Tiga Tren Utama Pendorong Industri BPO Indonesia Tahun 2022

profile photo reporter Muhammad Perkasa Al Hafiz
MuhammadPerkasa Al Hafiz
18 Januari 2022
marketeers article
Memasuki tahun 2022, Indonesia masih menjadi pasar yang sangat penting dan potensial bagi industri Business Process Outsourcing (BPO). Hal ini seiring dengan meningkatnya upaya banyak pelaku industri BPO untuk mengadopsi teknologi baru dan meninggalkan cara-cara tradisional guna merevolusi proses bisnis mereka. Tren ini pun dilihat oleh VADS Indonesia sebagai penyedia layanan BPO dan pengelolaan teknologi informasi komunikasi (TIK).
“Kami belajar banyak dari pengalaman selama pandemi, yang telah mendorong kami untuk semakin inovatif dalam menyediakan solusi dan model bisnis terbaik bagi para mitra,” ujar Saravanan Belusami, CEO VADS Indonesia.
Upaya ini pun cukup membuahkan hasil. Di dalam laporannya, perusahaan mengumumkan perolehan total pendapatan sebesar Rp 63 miliar sepanjang tahun 2021.
Untuk tahun ini, perusahaan melihat ada tiga tren utama yang diprediksi akan mendorong pertumbuhan industri BPO di Indonesia tahun 2022. Berikut tiga tren utama pendorong industry BPO tahun 2022:

Transformasi digital tetap menjadi fokus utama

Transformasi digital masih akan menjadi fokus utama banyak perusahaan pada tahun 2022. Hal ini seiring dengan masih berjalannya proses adaptasi kebiasaan baru akibat pandemi yang melanda dunia. Di banyak sektor, teknologi tidak hanya telah menggeser kanal-kanal tradisional ke digital, tapi juga mengurangi jumlah pekerjaan tradisional.
VADS Indonesia menjawab hal ini dengan sukses meningkatkan produktivitas perusahaan setelah menerapkan transformasi digital secara internal. Lewat transformasi digital, perusahaan memperpendek proses dan memperbaiki pemrosesan data menggunakan aplikasi hybrid cloud. Upaya ini memungkinkan VADS mempertahankan kualitas dan ketersediaan layanan dalam mengelola bisnis dan operasional selama pandemi.

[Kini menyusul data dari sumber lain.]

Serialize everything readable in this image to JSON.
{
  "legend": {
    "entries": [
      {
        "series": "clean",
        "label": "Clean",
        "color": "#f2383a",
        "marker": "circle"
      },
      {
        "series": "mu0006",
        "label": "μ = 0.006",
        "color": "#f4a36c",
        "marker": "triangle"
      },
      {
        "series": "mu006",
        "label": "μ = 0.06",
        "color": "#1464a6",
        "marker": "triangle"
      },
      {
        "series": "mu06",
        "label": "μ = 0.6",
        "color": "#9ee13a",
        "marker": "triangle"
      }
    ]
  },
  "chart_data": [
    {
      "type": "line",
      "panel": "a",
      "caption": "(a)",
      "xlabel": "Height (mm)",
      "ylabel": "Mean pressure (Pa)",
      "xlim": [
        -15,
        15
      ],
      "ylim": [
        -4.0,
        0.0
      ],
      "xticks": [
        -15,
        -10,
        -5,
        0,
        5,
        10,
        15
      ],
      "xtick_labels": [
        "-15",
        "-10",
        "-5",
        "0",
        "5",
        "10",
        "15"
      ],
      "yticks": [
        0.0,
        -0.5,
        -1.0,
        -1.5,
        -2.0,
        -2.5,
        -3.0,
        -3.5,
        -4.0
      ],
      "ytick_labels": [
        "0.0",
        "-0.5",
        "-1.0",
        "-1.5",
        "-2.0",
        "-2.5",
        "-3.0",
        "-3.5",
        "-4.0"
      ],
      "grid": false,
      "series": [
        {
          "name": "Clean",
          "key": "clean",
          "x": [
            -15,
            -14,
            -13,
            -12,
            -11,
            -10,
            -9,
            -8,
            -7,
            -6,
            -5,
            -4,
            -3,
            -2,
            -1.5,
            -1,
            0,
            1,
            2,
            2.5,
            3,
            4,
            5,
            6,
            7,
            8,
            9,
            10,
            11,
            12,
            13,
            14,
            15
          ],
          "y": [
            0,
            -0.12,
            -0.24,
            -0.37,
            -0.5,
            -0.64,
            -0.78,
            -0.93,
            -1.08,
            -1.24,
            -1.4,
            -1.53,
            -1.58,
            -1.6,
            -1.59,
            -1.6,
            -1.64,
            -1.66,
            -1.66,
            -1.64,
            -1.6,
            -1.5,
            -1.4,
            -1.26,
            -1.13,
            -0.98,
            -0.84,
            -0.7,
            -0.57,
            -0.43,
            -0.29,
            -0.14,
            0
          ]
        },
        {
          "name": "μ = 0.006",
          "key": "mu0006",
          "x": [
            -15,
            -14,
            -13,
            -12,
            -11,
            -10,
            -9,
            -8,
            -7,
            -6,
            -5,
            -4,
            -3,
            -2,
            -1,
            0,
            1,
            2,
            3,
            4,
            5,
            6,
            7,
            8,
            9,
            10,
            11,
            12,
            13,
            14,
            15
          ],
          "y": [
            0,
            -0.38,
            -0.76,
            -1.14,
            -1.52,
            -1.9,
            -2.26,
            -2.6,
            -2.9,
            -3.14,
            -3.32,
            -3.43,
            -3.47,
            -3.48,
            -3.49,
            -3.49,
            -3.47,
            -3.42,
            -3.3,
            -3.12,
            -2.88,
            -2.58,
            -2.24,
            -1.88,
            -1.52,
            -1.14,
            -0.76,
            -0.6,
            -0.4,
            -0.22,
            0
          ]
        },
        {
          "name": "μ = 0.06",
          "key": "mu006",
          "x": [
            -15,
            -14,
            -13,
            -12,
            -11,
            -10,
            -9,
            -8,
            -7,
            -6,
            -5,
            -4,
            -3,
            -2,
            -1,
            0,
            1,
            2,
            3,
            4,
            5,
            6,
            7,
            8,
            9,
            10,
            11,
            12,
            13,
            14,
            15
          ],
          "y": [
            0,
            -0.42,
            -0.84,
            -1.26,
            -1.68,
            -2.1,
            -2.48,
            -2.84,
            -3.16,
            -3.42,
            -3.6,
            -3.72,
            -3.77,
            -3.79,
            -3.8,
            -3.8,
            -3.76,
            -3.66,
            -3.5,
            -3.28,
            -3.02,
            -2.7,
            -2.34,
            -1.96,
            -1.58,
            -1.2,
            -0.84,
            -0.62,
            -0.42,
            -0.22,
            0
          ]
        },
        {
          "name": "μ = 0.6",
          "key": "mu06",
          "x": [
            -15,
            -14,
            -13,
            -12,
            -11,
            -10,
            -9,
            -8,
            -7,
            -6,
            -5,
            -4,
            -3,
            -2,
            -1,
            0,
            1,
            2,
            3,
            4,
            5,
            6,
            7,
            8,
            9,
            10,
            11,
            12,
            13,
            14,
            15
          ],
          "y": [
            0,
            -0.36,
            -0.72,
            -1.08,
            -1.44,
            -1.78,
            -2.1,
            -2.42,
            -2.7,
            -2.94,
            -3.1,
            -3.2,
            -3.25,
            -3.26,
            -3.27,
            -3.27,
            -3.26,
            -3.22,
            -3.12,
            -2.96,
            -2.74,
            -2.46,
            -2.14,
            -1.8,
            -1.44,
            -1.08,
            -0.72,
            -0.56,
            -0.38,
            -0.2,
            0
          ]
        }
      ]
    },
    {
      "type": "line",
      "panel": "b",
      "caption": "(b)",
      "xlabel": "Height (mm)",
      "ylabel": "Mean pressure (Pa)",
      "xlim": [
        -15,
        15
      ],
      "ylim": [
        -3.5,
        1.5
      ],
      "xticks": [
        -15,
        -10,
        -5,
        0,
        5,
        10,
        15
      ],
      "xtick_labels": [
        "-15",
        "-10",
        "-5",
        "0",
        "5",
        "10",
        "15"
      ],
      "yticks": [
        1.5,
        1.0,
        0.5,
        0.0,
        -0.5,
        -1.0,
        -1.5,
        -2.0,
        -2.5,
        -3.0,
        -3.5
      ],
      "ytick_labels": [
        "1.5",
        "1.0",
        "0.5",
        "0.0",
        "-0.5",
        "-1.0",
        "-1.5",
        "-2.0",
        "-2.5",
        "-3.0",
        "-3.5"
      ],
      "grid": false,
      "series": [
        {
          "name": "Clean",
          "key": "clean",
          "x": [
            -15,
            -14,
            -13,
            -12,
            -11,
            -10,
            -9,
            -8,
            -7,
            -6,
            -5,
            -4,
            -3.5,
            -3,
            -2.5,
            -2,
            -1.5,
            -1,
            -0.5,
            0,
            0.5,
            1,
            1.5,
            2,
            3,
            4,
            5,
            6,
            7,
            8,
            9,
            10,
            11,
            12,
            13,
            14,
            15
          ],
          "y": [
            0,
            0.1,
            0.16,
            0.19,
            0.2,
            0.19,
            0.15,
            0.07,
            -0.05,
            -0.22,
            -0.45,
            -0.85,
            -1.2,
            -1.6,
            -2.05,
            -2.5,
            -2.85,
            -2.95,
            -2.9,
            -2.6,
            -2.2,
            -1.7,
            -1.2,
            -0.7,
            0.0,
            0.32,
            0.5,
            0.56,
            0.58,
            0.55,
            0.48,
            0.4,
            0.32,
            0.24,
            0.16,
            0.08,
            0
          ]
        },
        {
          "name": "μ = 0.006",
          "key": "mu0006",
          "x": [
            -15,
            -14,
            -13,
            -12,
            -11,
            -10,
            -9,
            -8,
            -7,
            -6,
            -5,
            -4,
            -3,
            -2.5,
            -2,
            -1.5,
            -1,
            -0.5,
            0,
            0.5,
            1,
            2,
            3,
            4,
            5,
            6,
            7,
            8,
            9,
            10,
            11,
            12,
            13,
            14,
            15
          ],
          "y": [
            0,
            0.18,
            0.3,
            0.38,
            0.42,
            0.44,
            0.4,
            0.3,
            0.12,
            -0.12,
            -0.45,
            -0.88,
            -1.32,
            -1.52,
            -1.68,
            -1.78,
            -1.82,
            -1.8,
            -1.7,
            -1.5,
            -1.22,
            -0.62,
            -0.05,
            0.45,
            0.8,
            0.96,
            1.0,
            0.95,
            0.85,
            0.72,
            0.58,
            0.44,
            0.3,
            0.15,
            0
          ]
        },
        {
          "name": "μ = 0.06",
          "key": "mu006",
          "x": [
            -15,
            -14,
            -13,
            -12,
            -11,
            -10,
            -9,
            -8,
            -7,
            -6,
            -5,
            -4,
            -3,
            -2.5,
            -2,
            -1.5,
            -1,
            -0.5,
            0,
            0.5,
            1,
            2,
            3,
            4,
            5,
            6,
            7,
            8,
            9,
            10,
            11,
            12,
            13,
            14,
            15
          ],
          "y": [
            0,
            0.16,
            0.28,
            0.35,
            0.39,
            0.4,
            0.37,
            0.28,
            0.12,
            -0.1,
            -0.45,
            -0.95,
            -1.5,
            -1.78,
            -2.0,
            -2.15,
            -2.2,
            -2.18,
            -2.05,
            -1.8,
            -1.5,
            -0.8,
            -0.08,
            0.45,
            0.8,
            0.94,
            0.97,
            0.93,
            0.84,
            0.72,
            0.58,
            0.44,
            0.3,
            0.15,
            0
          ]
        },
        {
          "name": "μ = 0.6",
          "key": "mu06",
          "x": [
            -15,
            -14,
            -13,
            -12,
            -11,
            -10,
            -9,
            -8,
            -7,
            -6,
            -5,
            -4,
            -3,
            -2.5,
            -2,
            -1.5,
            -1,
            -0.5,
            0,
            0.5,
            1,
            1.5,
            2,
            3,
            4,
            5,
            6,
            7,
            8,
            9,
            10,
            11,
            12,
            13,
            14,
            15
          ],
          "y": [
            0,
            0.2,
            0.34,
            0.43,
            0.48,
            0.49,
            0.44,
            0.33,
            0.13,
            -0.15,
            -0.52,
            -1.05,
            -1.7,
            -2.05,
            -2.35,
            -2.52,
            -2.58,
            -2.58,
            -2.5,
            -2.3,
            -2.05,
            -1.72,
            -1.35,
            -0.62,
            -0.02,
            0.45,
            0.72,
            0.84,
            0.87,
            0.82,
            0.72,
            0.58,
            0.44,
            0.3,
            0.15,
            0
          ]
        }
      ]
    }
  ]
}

Inovasi dan nilai manfaat layanan akan menjadi pembeda utama

Pemain baru akan terus memasuki pasar dan melahirkan kompetisi yang kian memanas. Diprediksi, persaingan akan terjadi dalam hal keragaman solusi dan harga yang ditawarkan. Inovasi dan nilai manfaat layanan akan menjadi hal utama yang membedakan penyedia jasa BPO satu dengan lainnya.
Untuk semakin memperkuat posisinya di pasar, VADS Indonesia membangun budaya inovasi di internal dan menjadikan pengalaman dan masukan pelanggan sebagai acuan utama dalam merancang solusi.
Perusahaan juga aktif terlibat di berbagai program komunitas BPO serta berpartisipasi di seminar, lokakarya dan kompetisi BPO baik lokal maupun internasional. Upaya ini dilakukan untuk mengukur tingkat kinerja teknologi, metodologi, dan tata kelola perusahaan yang baik, serta mengikuti tren terkini dan di masa depan.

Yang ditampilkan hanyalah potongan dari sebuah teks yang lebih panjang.